Constructal Design of a Porous Structure for Gas Transport from one Opening to a Surface

Abstract

In this paper we address the general problem of finding the optimal flow structure for gas transport from opening to surface. In Nature, lungs are an example of such optimal structure while porous electrode of fuel cells are among the many examples that can be encountered in engineered systems. We pursued this analysis in the framework of Bejan’s Constructal Theory that is a simple and powerful tool for optimising flow trees. Two limiting possibilities were envisaged for accomplishing the purpose of gas transport from opening to surface: (I) a duct system that ends with an alveolar volume from which gas diffuses onto the surface or (II) a unique volume in which the incoming gas reaches the surface only by diffusion. We focused on the first one as we showed that the second was clearly noncompetitive.
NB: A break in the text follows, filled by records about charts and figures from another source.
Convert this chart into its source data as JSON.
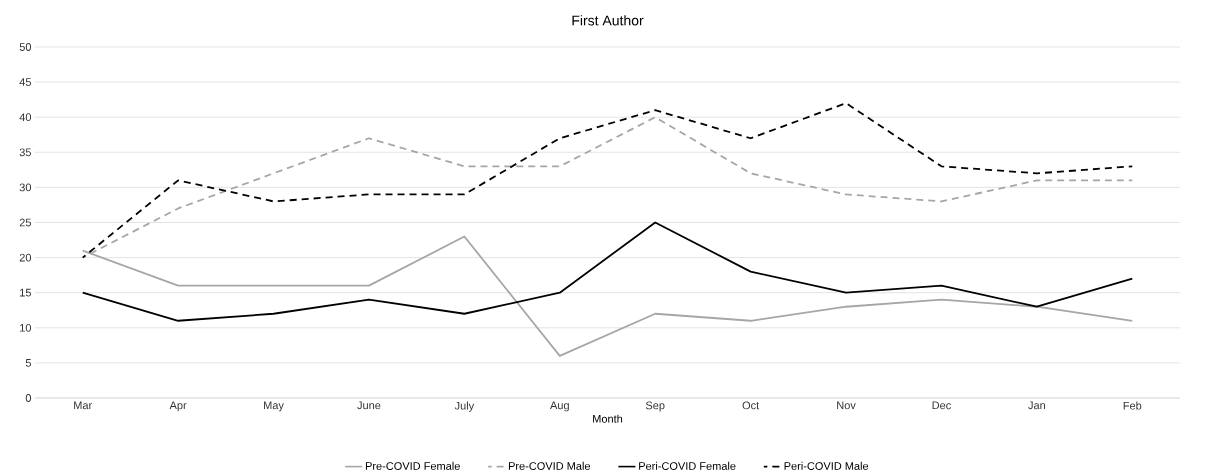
{
  "chart_data": {
    "type": "line",
    "title": "First Author",
    "xlabel": "Month",
    "categories": [
      "Mar",
      "Apr",
      "May",
      "June",
      "July",
      "Aug",
      "Sep",
      "Oct",
      "Nov",
      "Dec",
      "Jan",
      "Feb"
    ],
    "series": [
      {
        "name": "Pre-COVID Female",
        "color": "#a6a6a6",
        "line_style": "solid",
        "values": [
          21,
          16,
          16,
          16,
          23,
          6,
          12,
          11,
          13,
          14,
          13,
          11
        ]
      },
      {
        "name": "Pre-COVID Male",
        "color": "#a6a6a6",
        "line_style": "dashed",
        "values": [
          20,
          27,
          32,
          37,
          33,
          33,
          40,
          32,
          29,
          28,
          31,
          31
        ]
      },
      {
        "name": "Peri-COVID Female",
        "color": "#000000",
        "line_style": "solid",
        "values": [
          15,
          11,
          12,
          14,
          12,
          15,
          25,
          18,
          15,
          16,
          13,
          17
        ]
      },
      {
        "name": "Peri-COVID Male",
        "color": "#000000",
        "line_style": "dashed",
        "values": [
          20,
          31,
          28,
          29,
          29,
          37,
          41,
          37,
          42,
          33,
          32,
          33
        ]
      }
    ],
    "ylim": [
      0,
      50
    ],
    "yticks": [
      0,
      5,
      10,
      15,
      20,
      25,
      30,
      35,
      40,
      45,
      50
    ],
    "grid": "y",
    "legend": "bottom",
    "marker": "none"
  }
}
In this way, for prescribed surface area A, and under the constraints of total length of the gas pathway L, and volume allocated to the system V, we calculated the overall flow resistance of a tree composed of ducts with alveoli at the end. We found that the duct flow resistance increases with the branching level of the tree while the diffusive resistance decreases, therefore existing a point of minimal resistance. An optimal branching level exists for every non-dimensional number AL/V. In addition, was found a relationship between the number AL/V and the length defined by the ration of the square of the diameter of the first duct and its length, which is a characteristic of the flow tree. We propose to apply these results to the design of porous electrodes, which are components that are crucial to the performance of fuel cells.